Witam Serdecznie
Mój pierwszy temat, post ... Mam problem i pytanie związane z tym. Od początku.
Mam brak jednego zęba po którym został martwy korzeń. Zbyt długo ociągałem się z usunięciem go i zrobił się koło niego najprawdopodobniej jakiś tan zapalny. Problem zaczął się we wtorek. W czwartek opuchlizna zaczęła się zmniejszać i ból był także mniejszy. Wybrałem się wieczorem do Pani stomatolog która przed usunięciem tych resztek zaleciła wyleczenie tego stanu zapalnego i zapisała mi antybiotyk, Clindamycin-MIP 600 mg - do stosowania co 12 godzin. Po zażyciu w czwartek (około godziny ~20:00) nic się nie działo do godziny ~22:00 - wtedy to zaczęło puchnąć, boleć, mrowić itp. Dzień wczorajszy i noc była koszmarem (musiałem wolne w pracy załatwić bo wymówienie każdego słowa powodowało ból). Wczoraj - także - zdziwiony reakcją mojego organizmu na antybiotyk zadzwoniłem do innej Pani stomatolog żeby dowiedzieć się o co chodzi. Powiedziała tyle że część osób może tak reagować na ten antybiotyk bo ściąga on w jedno miejsce ropę która mogła się tam nagromadzić i dlatego wszystko spuchło w okolicy tego zęba. Zaleciła zimny okład i płukanie szałwią oraz oczywiście jeżeli ból jest duży tabletki przeciwbólowe. Powiedziała także że takie nasilenie powinno ustąpić w ciągu jednej doby od momentu zaczęcia przyjmowania antybiotyku. Czas minął a ja nie widzę prawie żadnej zmiany. Dzisiaj też mam iść do pracy za parę godzin i chyba pokuszę się o kolejny dzień wolnego z powodu problemów z mówieniem :/ Podobną historię miałem 4 lata temu ale wtedy po jednym dniu stosowania ropa znalazła ujście w okolicy uszkodzonego zęba i wszystko zaczęło wracać do normy. Teraz męczę się już prawie 3 dobę i nic.

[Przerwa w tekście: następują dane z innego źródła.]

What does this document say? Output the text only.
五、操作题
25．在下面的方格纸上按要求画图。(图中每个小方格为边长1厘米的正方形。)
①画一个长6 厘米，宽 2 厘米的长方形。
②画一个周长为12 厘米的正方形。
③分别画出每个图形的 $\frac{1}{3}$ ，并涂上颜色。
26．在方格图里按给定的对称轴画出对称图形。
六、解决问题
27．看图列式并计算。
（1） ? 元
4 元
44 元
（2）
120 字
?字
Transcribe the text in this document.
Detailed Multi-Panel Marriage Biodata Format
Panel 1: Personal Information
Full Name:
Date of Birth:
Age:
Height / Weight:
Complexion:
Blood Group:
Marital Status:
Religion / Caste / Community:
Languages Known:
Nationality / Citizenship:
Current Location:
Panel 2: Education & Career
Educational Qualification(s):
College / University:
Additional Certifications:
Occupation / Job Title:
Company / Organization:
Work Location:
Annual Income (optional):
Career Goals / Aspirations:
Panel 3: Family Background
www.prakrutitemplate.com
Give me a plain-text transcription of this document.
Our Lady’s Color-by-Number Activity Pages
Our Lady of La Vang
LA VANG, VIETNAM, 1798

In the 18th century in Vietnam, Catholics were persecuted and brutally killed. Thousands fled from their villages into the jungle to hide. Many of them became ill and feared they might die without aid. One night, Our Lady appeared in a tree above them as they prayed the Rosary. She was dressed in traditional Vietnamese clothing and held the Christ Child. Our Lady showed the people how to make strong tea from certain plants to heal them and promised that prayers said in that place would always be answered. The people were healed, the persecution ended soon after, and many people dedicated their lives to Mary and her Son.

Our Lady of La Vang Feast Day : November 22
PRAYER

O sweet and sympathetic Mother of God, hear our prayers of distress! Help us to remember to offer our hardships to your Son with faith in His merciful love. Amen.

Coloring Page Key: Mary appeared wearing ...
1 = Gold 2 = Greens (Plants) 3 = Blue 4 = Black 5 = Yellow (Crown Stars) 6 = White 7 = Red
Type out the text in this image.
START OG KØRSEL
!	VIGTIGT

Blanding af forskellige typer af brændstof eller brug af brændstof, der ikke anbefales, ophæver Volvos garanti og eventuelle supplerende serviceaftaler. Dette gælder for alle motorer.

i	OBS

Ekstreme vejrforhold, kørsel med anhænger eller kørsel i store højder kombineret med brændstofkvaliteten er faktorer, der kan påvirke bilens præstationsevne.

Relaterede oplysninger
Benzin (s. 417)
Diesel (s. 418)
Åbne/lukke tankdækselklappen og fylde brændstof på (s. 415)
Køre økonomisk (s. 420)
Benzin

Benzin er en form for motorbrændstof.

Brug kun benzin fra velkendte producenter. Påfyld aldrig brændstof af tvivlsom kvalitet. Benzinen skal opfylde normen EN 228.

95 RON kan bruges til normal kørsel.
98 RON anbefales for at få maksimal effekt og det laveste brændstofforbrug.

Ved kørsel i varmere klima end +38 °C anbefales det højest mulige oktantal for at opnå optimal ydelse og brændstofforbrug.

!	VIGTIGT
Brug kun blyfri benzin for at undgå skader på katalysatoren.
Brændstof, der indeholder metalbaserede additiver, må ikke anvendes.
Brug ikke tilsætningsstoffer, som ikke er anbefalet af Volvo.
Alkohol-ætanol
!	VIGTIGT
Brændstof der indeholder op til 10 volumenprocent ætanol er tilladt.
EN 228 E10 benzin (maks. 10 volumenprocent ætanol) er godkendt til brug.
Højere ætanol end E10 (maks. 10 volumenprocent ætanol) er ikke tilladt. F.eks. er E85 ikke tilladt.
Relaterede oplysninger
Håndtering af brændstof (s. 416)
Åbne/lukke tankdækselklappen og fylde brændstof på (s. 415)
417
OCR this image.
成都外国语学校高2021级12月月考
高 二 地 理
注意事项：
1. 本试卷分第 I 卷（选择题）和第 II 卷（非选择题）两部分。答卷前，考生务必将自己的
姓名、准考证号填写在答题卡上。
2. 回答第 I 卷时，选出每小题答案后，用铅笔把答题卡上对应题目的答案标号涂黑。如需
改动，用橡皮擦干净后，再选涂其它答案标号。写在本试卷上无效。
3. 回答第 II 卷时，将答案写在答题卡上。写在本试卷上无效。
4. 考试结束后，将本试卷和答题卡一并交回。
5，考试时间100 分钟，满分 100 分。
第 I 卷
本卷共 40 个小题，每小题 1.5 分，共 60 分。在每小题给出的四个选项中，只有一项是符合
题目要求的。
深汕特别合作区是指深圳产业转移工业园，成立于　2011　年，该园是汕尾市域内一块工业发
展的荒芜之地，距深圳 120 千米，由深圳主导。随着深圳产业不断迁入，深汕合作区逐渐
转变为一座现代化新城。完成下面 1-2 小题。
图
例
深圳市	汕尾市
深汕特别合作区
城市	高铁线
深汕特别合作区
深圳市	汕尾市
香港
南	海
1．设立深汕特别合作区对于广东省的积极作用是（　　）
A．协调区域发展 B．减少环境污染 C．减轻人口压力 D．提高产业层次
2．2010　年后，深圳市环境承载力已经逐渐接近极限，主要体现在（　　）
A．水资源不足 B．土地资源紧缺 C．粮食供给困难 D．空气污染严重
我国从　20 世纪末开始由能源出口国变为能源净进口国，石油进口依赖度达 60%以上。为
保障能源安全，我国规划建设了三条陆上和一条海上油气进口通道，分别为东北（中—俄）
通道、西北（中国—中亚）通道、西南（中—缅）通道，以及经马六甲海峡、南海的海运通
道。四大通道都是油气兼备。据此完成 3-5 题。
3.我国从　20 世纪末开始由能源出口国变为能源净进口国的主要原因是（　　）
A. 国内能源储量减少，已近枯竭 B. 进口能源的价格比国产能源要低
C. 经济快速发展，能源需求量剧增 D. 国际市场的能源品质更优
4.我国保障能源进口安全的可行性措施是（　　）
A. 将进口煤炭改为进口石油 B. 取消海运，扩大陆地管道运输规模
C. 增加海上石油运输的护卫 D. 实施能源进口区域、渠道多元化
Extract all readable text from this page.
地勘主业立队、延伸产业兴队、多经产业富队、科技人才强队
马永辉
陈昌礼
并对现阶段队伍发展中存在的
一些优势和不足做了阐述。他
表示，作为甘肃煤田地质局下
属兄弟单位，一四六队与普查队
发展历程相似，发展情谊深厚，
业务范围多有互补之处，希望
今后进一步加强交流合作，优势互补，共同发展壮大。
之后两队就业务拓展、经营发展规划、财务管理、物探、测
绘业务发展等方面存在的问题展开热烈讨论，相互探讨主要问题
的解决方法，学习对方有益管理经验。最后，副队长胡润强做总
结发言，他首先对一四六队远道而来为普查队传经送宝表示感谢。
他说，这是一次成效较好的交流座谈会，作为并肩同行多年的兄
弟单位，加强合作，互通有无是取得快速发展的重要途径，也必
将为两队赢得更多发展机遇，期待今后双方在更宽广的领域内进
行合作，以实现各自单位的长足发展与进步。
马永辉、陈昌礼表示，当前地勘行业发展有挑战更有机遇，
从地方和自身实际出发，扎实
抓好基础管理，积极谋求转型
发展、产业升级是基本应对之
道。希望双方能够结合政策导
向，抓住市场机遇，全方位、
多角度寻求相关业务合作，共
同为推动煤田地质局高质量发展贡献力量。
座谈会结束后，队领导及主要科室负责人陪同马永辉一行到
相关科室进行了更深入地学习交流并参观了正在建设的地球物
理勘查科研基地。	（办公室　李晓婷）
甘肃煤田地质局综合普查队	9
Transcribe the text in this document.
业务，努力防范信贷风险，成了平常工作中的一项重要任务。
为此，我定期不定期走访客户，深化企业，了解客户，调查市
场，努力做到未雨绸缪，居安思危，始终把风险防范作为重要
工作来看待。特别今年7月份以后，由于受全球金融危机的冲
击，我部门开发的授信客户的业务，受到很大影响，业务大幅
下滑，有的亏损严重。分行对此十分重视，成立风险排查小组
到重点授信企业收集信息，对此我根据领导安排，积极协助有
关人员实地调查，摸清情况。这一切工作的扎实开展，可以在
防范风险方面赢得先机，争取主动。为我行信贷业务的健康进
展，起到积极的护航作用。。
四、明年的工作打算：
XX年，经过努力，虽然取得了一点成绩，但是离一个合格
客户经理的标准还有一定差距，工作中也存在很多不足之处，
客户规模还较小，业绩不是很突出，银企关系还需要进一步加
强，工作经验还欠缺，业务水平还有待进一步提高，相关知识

Teraz pytanie: ta ropa która się tam nagromadziła będzie musiała się pewnie jakoś wydostać, ile ew. jeszcze może to potrwać (dobę, dwie, tydzień)? Jeżeli nie będzie po jakimś czasie zmiany - od jakiego momentu może być to niepokojące że coś jest nie tak? Co ew. można zrobić żeby przyśpieszyć leczenie, skrócić czas mym mękom?
Przepraszam za rozpisywanie się
Z góry dziękuję za wyczerpujące odpowiedzi.